Les relations fédérales-provinciales
Le gouvernement fédéral et les provinces ont progressivement développé des moyens de collaboration dans la définition de la politique commerciale canadienne, notamment depuis le Tokyo Round (1973-1979). La conclusion d’un accord formel sur la participation des provinces aux diverses initiatives qui en émanent souffre toutefois d’une trop longue attente.
En conclusion, la politique commerciale canadienne a été marquée par de nombreux projets, de longues périodes d’attente et des réalisations importantes pour qui sait voir les choses dans une perspective de long terme. Beaucoup reste à faire cependant. Certains objectifs de libéralisation peuvent être atteints par des initiatives unilatérales du Canada, d’autres exigent des négociations avec ses partenaires. Plusieurs aimeraient un meilleur ciblage des priorités, mais le Canada préfère ne négliger aucune avenue et saisir les occasions qui se présentent, quitte même à les provoquer. Si les entreprises canadiennes perdent des ventes au profit de leurs concurrentes étrangères sur un marché extérieur en raison de meilleures conditions d’accès pour celles-ci découlant d’accords de libéralisation des échanges, le Canada ne peut juste attendre. Il doit lui aussi obtenir de meilleures conditions d’accès pour ses entreprises. L’absence de progrès dans les négociations multilatérales à l’OMC amène d’ailleurs les pays à conclure des accords bilatéraux ou régionaux. Le Canada ne peut ignorer cette tendance. Un meilleur accès aux marchés ne règle pas comme par magie les problèmes de compétitivité des entreprises canadiennes, mais il en constitue une dimension importante et, surtout, à ne pas négliger.
En attendant d’autres commentaires sur la libéralisation des échanges sur le blog de l’Association, vous pouvez lire la récente analyse de Michael Hart intitulée «Breaking Free : A Post-mercantilist Trade and Productivity Agenda for Canada»*. C’est le point de vue d’un ancien négociateur et d’un expert de longue expérience de la politique commerciale canadienne.
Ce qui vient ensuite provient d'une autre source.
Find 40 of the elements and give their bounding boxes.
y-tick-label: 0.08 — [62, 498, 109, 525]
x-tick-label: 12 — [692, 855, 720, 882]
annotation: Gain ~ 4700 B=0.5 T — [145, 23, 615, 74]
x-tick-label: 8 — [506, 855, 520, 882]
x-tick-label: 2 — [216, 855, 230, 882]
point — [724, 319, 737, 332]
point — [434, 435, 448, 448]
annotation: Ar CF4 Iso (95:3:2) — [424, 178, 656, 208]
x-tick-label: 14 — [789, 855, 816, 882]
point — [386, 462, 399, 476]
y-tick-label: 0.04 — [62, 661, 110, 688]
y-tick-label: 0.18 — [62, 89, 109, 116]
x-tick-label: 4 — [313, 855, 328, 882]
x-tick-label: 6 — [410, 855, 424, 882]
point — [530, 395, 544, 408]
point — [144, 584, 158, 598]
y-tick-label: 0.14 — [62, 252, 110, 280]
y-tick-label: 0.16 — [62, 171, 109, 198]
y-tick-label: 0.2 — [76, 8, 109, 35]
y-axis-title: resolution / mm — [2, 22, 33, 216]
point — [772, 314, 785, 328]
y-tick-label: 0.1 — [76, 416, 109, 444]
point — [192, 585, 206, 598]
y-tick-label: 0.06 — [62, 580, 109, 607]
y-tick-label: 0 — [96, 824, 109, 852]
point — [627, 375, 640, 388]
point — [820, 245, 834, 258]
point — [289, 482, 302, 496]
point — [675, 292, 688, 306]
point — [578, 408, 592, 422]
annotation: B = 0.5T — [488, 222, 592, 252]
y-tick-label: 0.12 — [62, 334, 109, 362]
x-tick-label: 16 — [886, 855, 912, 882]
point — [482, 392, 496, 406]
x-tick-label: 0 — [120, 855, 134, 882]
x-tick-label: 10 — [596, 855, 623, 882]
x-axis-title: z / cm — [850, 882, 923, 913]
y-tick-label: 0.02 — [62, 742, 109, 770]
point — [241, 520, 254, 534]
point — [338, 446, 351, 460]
Enfin, la politique commerciale et les initiatives en matière de libre-échange doivent faciliter ce que les humains font depuis bien des millénaires : échanger, avec ses avantages et, parfois, ses inconvénients.
* Hart, Michael. «Breaking Free : A Post-mercantilist Trade and Productivity Agenda for Canada». Institut C.D. Howe, août 2012. 27 pages.